Restore public safety reforms to Ohio transportation budget


True or false? All Ohioans must undergo a comprehensive driver’s training curriculum before taking the wheel with a license to roam Ohio’s roadways for a lifetime.

Many Ohioans, we’re certain, would be surprised to learn that the correct answer to that question is false. As Ohio Public Safety Director John Burn puts it, “A driver with no experience can take a test to get a license with ‘zero education.’”

Is it any wonder then that such a gap in Ohio driving law has contributed to scenarios in which some on-the-road license test takers have attempted to enter the vehicle on the passenger’s side or that others have crashed into nearby parked cars because they did not have a clue as to where to find the brake pedal?
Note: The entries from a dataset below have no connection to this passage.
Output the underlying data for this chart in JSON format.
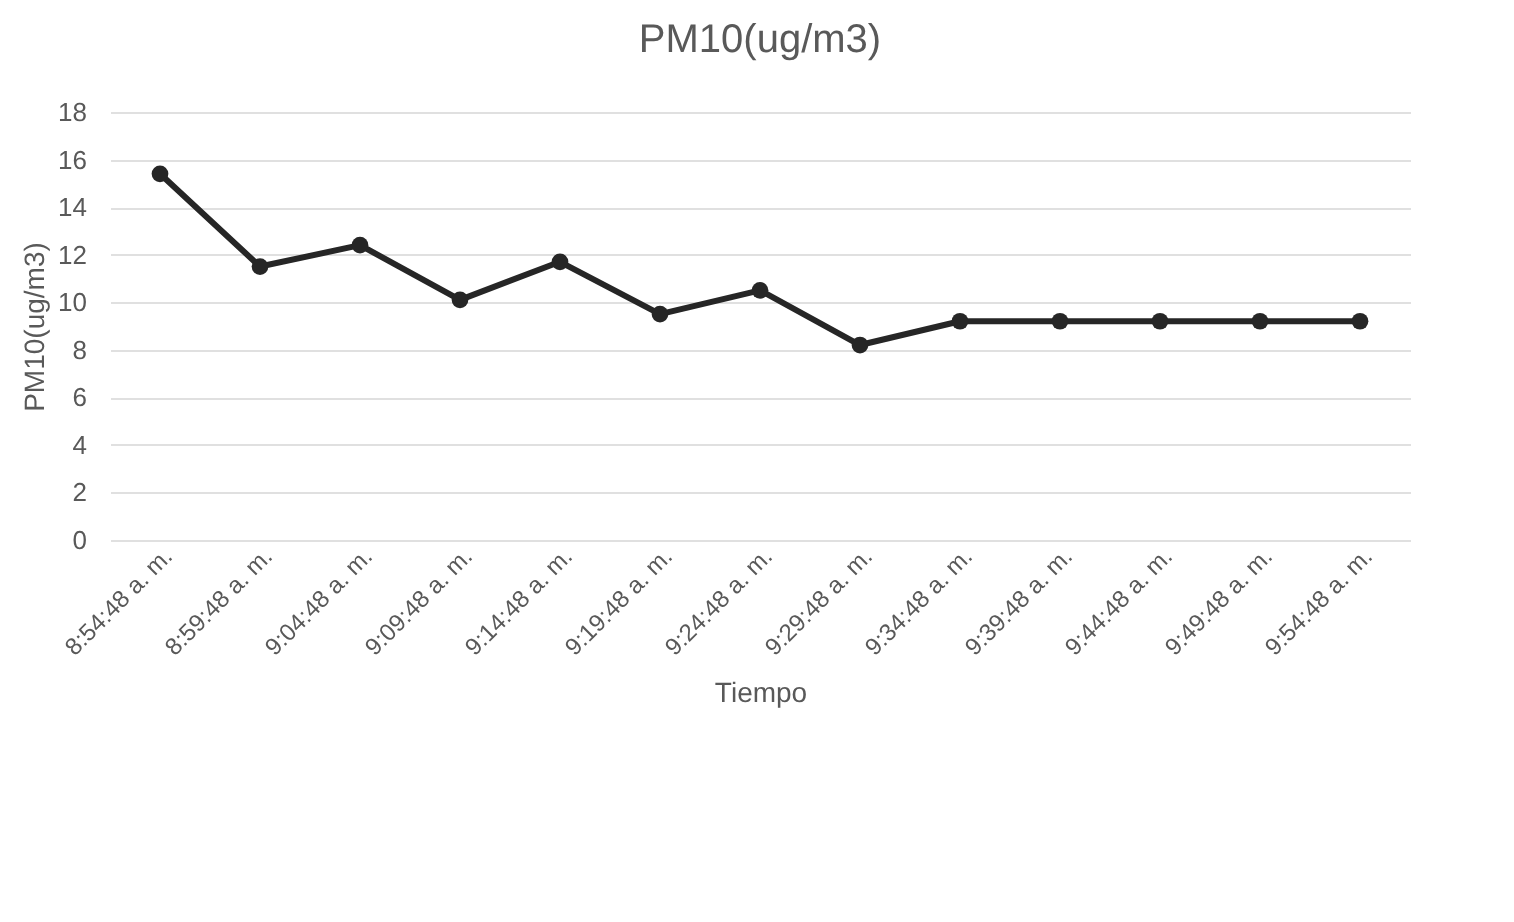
{
  "chart_data": {
    "type": "line",
    "title": "PM10(ug/m3)",
    "xlabel": "Tiempo",
    "ylabel": "PM10(ug/m3)",
    "categories": [
      "8:54:48 a. m.",
      "8:59:48 a. m.",
      "9:04:48 a. m.",
      "9:09:48 a. m.",
      "9:14:48 a. m.",
      "9:19:48 a. m.",
      "9:24:48 a. m.",
      "9:29:48 a. m.",
      "9:34:48 a. m.",
      "9:39:48 a. m.",
      "9:44:48 a. m.",
      "9:49:48 a. m.",
      "9:54:48 a. m."
    ],
    "series": [
      {
        "color": "#262626",
        "values": [
          15.4,
          11.5,
          12.4,
          10.1,
          11.7,
          9.5,
          10.5,
          8.2,
          9.2,
          9.2,
          9.2,
          9.2,
          9.2
        ]
      }
    ],
    "ylim": [
      0,
      18
    ],
    "yticks": [
      0,
      2,
      4,
      6,
      8,
      10,
      12,
      14,
      16,
      18
    ],
    "grid": "y",
    "marker": "circle",
    "line_style": "solid"
  }
}
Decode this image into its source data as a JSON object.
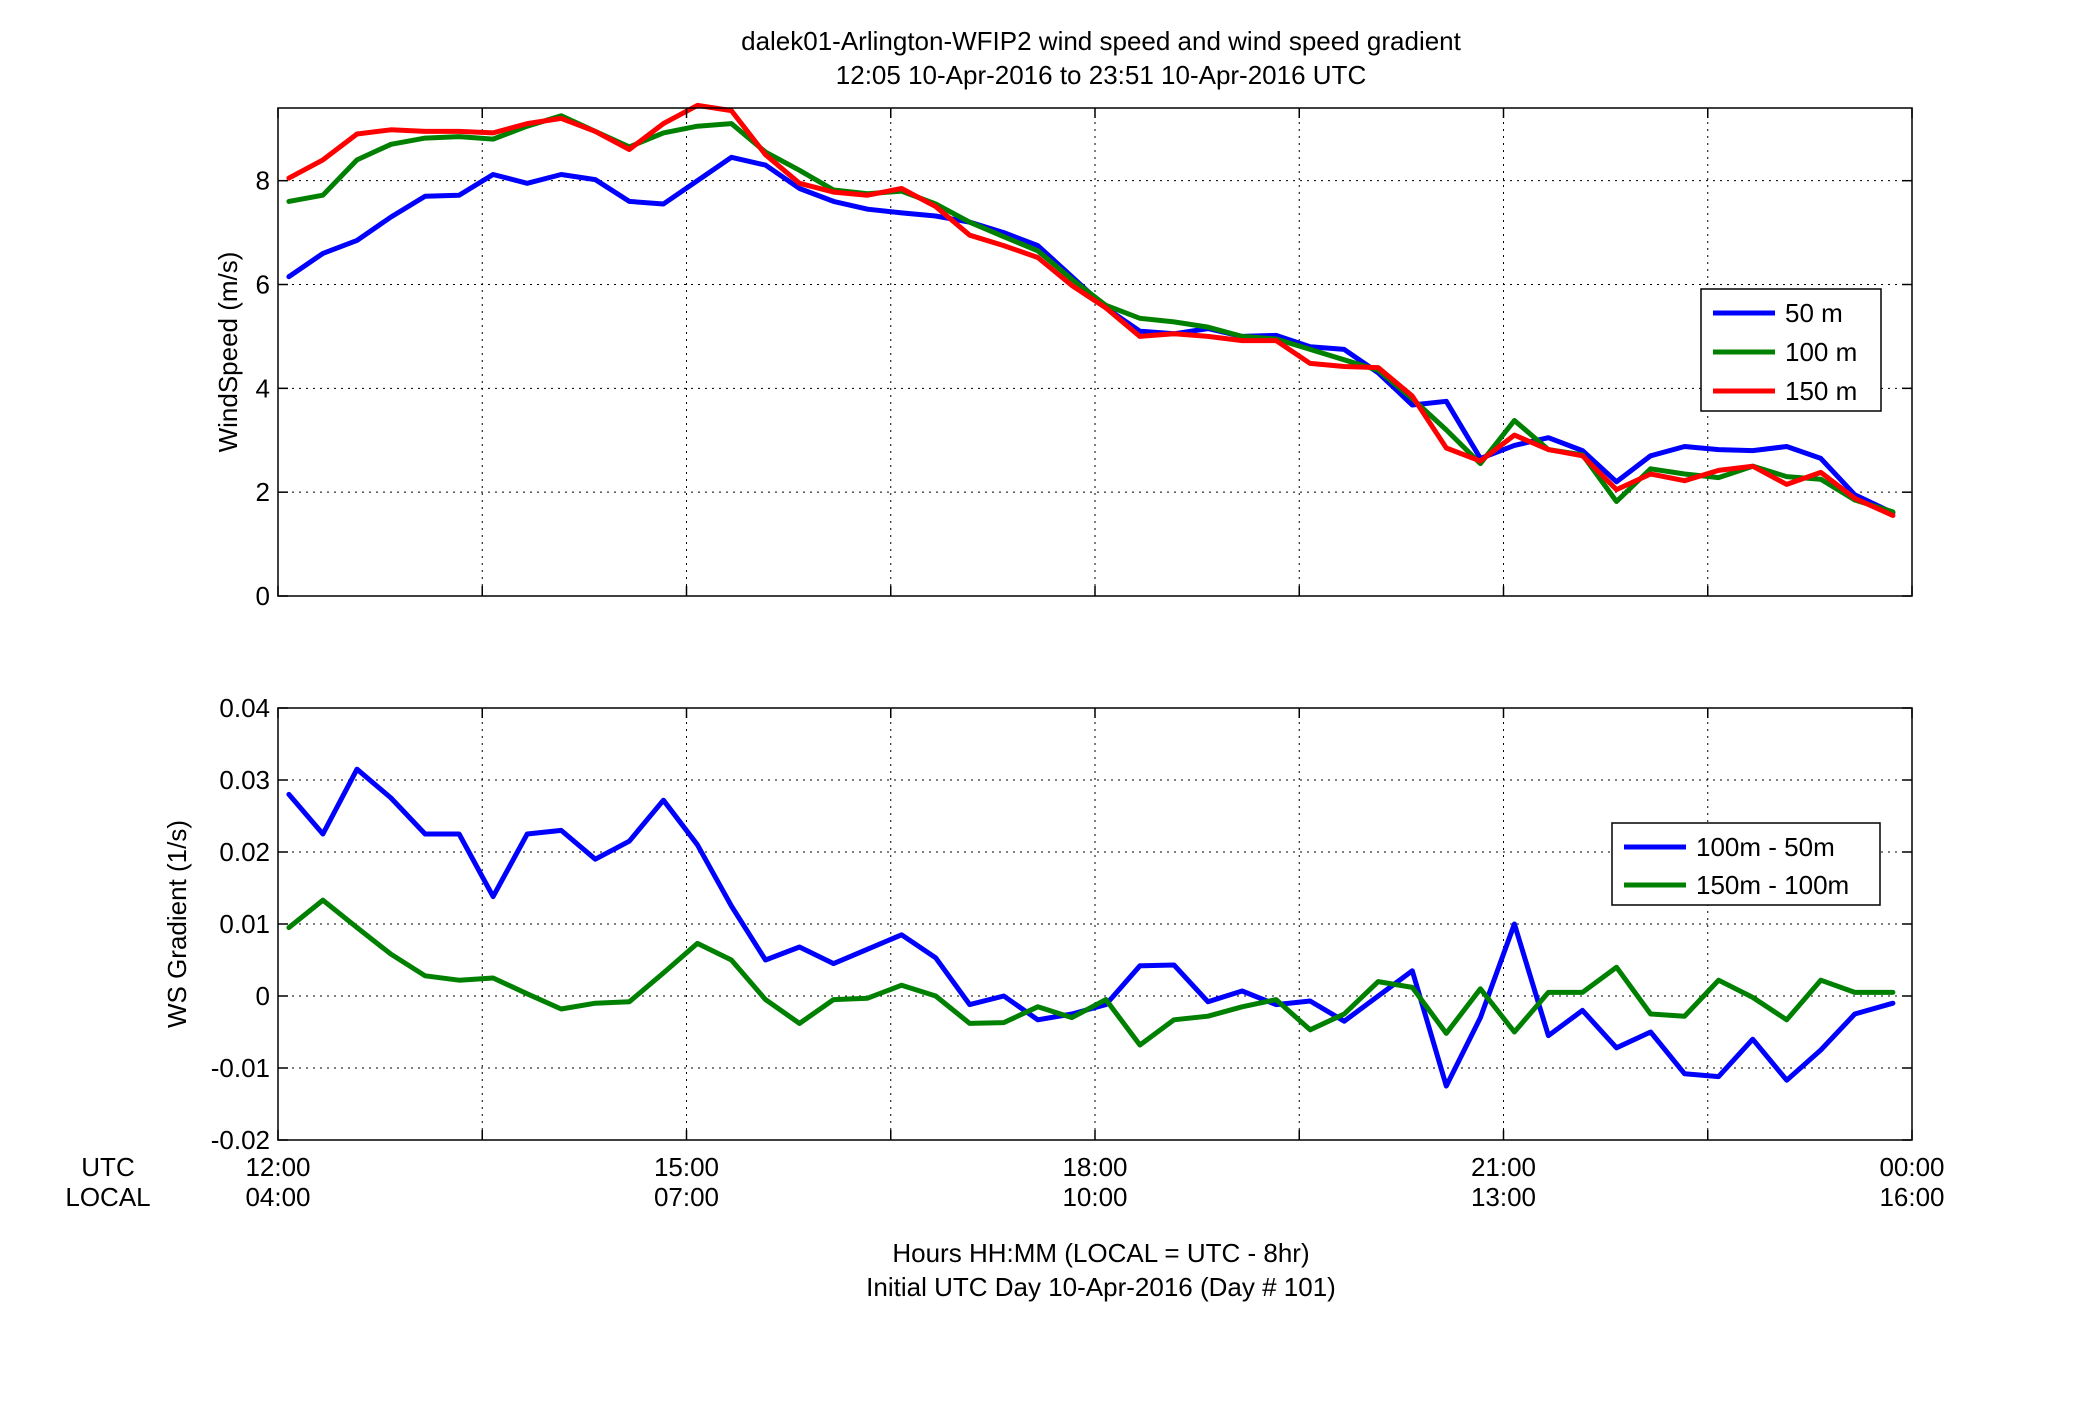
{
  "figure": {
    "title_line1": "dalek01-Arlington-WFIP2  wind speed and wind speed gradient",
    "title_line2": "12:05 10-Apr-2016 to 23:51 10-Apr-2016  UTC",
    "xlabel_line1": "Hours HH:MM  (LOCAL = UTC - 8hr)",
    "xlabel_line2": "Initial UTC Day 10-Apr-2016 (Day # 101)",
    "utc_row_label": "UTC",
    "local_row_label": "LOCAL",
    "utc_ticks": [
      "12:00",
      "15:00",
      "18:00",
      "21:00",
      "00:00"
    ],
    "local_ticks": [
      "04:00",
      "07:00",
      "10:00",
      "13:00",
      "16:00"
    ]
  },
  "chart_data": [
    {
      "type": "line",
      "ylabel": "WindSpeed (m/s)",
      "xlim": [
        12,
        24
      ],
      "ylim": [
        0,
        9.4
      ],
      "yticks": [
        0,
        2,
        4,
        6,
        8
      ],
      "ytick_labels": [
        "0",
        "2",
        "4",
        "6",
        "8"
      ],
      "x_unit": "UTC hours",
      "x": [
        12.08,
        12.33,
        12.58,
        12.83,
        13.08,
        13.33,
        13.58,
        13.83,
        14.08,
        14.33,
        14.58,
        14.83,
        15.08,
        15.33,
        15.58,
        15.83,
        16.08,
        16.33,
        16.58,
        16.83,
        17.08,
        17.33,
        17.58,
        17.83,
        18.08,
        18.33,
        18.58,
        18.83,
        19.08,
        19.33,
        19.58,
        19.83,
        20.08,
        20.33,
        20.58,
        20.83,
        21.08,
        21.33,
        21.58,
        21.83,
        22.08,
        22.33,
        22.58,
        22.83,
        23.08,
        23.33,
        23.58,
        23.86
      ],
      "legend_position": "right",
      "series": [
        {
          "name": "50 m",
          "color": "#0000ff",
          "values": [
            6.15,
            6.6,
            6.85,
            7.3,
            7.7,
            7.72,
            8.12,
            7.95,
            8.12,
            8.02,
            7.6,
            7.55,
            8.0,
            8.45,
            8.3,
            7.85,
            7.6,
            7.45,
            7.38,
            7.32,
            7.2,
            7.0,
            6.75,
            6.15,
            5.55,
            5.1,
            5.05,
            5.15,
            5.0,
            5.02,
            4.8,
            4.75,
            4.3,
            3.68,
            3.75,
            2.65,
            2.9,
            3.05,
            2.8,
            2.2,
            2.7,
            2.88,
            2.82,
            2.8,
            2.88,
            2.65,
            1.95,
            1.6
          ]
        },
        {
          "name": "100 m",
          "color": "#008000",
          "values": [
            7.6,
            7.72,
            8.4,
            8.7,
            8.82,
            8.85,
            8.8,
            9.05,
            9.25,
            8.95,
            8.65,
            8.92,
            9.05,
            9.1,
            8.55,
            8.2,
            7.82,
            7.75,
            7.8,
            7.55,
            7.2,
            6.92,
            6.65,
            6.1,
            5.6,
            5.35,
            5.28,
            5.18,
            5.0,
            4.95,
            4.75,
            4.55,
            4.35,
            3.8,
            3.2,
            2.55,
            3.38,
            2.82,
            2.72,
            1.82,
            2.45,
            2.35,
            2.28,
            2.5,
            2.3,
            2.25,
            1.85,
            1.62
          ]
        },
        {
          "name": "150 m",
          "color": "#ff0000",
          "values": [
            8.05,
            8.4,
            8.9,
            8.98,
            8.95,
            8.95,
            8.92,
            9.1,
            9.2,
            8.95,
            8.6,
            9.1,
            9.45,
            9.35,
            8.5,
            7.95,
            7.78,
            7.72,
            7.85,
            7.5,
            6.95,
            6.75,
            6.52,
            5.98,
            5.55,
            5.0,
            5.05,
            5.0,
            4.92,
            4.92,
            4.48,
            4.42,
            4.4,
            3.85,
            2.85,
            2.6,
            3.1,
            2.82,
            2.7,
            2.05,
            2.35,
            2.22,
            2.42,
            2.5,
            2.15,
            2.38,
            1.88,
            1.55
          ]
        }
      ]
    },
    {
      "type": "line",
      "ylabel": "WS Gradient (1/s)",
      "xlim": [
        12,
        24
      ],
      "ylim": [
        -0.02,
        0.04
      ],
      "yticks": [
        -0.02,
        -0.01,
        0,
        0.01,
        0.02,
        0.03,
        0.04
      ],
      "ytick_labels": [
        "-0.02",
        "-0.01",
        "0",
        "0.01",
        "0.02",
        "0.03",
        "0.04"
      ],
      "x_unit": "UTC hours",
      "x": [
        12.08,
        12.33,
        12.58,
        12.83,
        13.08,
        13.33,
        13.58,
        13.83,
        14.08,
        14.33,
        14.58,
        14.83,
        15.08,
        15.33,
        15.58,
        15.83,
        16.08,
        16.33,
        16.58,
        16.83,
        17.08,
        17.33,
        17.58,
        17.83,
        18.08,
        18.33,
        18.58,
        18.83,
        19.08,
        19.33,
        19.58,
        19.83,
        20.08,
        20.33,
        20.58,
        20.83,
        21.08,
        21.33,
        21.58,
        21.83,
        22.08,
        22.33,
        22.58,
        22.83,
        23.08,
        23.33,
        23.58,
        23.86
      ],
      "legend_position": "right",
      "series": [
        {
          "name": "100m - 50m",
          "color": "#0000ff",
          "values": [
            0.028,
            0.0225,
            0.0315,
            0.0275,
            0.0225,
            0.0225,
            0.0138,
            0.0225,
            0.023,
            0.019,
            0.0215,
            0.0272,
            0.021,
            0.0125,
            0.005,
            0.0068,
            0.0045,
            0.0065,
            0.0085,
            0.0053,
            -0.0012,
            0.0,
            -0.0033,
            -0.0025,
            -0.0012,
            0.0042,
            0.0043,
            -0.0008,
            0.0007,
            -0.0012,
            -0.0007,
            -0.0035,
            0.0,
            0.0035,
            -0.0125,
            -0.003,
            0.01,
            -0.0055,
            -0.002,
            -0.0072,
            -0.005,
            -0.0108,
            -0.0112,
            -0.006,
            -0.0117,
            -0.0075,
            -0.0025,
            -0.001
          ]
        },
        {
          "name": "150m - 100m",
          "color": "#008000",
          "values": [
            0.0095,
            0.0133,
            0.0095,
            0.0058,
            0.0028,
            0.0022,
            0.0025,
            0.0003,
            -0.0018,
            -0.001,
            -0.0008,
            0.0032,
            0.0073,
            0.005,
            -0.0005,
            -0.0038,
            -0.0005,
            -0.0003,
            0.0015,
            0.0,
            -0.0038,
            -0.0037,
            -0.0015,
            -0.003,
            -0.0005,
            -0.0068,
            -0.0033,
            -0.0028,
            -0.0015,
            -0.0005,
            -0.0047,
            -0.0025,
            0.002,
            0.0012,
            -0.0052,
            0.001,
            -0.005,
            0.0005,
            0.0005,
            0.004,
            -0.0025,
            -0.0028,
            0.0022,
            -0.0002,
            -0.0033,
            0.0022,
            0.0005,
            0.0005
          ]
        }
      ]
    }
  ]
}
Such surprising revelations — and other more serious ones involving death and destruction — about the consequences of inadequate or no driver’s training make an airtight case for rigid reforms in the education and licensing of drivers in the Buckeye State.

A package of tailor-made reforms to significantly beef up driver-training requirements arrived earlier this year in the laps of Ohio lawmakers in the form of the Drive Toward A Safer Ohio initiative of Gov. John Kasich’s administration. But instead of embracing the meatier requirements, state legislators instead chose to plow right over them by cutting them out of Ohio’s $7 billion transportation biennial budget for fiscal years 2016 and 2017.

It is now incumbent upon legislators debating the final version of the budget in a House-Senate conference committee to restore the responsible safety initiative before the final bill is passed and sent to Kasich for his signature. Short of that, lawmakers need to speedily introduce and enact the Drive Toward a Safer Ohio package of reforms as its own separate bill.

PROVISIONS OF INITIATIVE

As Burn rightly argues, comprehensive driver training and public safety are inextricably linked. His safety initiative includes several taut and needed reforms that underscore that connection. Among them:

Those seeking their first driver’s license would have to complete approved driver’s education programs.

The state would work to make sure that all driving schools and instructors live up to a strict set of standards that would improve the quality and quantity of education for drivers.

A new “distracted driving” offense would be created with penalties for those who engage in any distracting activity such as texting, sending emails, making calls by hand, knitting or reading a newspaper or book.

Collectively, such reforms could go a long way toward making a dent in the pain and suffering in our state caused by traffic crashes. That toll, while on the decline, remains unconscionably high. In 2013 alone, Ohio recorded 269,082 crashes that injured 69,105 people and killed 990 others, according to the Ohio Department of Public Safety.

We’re confident that Ohio’s elected representatives and senators will not act recklessly by stalling action any longer on promising reforms to lessen that grisly toll. Lawmakers can take the quickest and best route to heightened public safety by way of rapid restoration of the Drive Toward A Safer Ohio initiative to the pending 2016-17 transportation budget.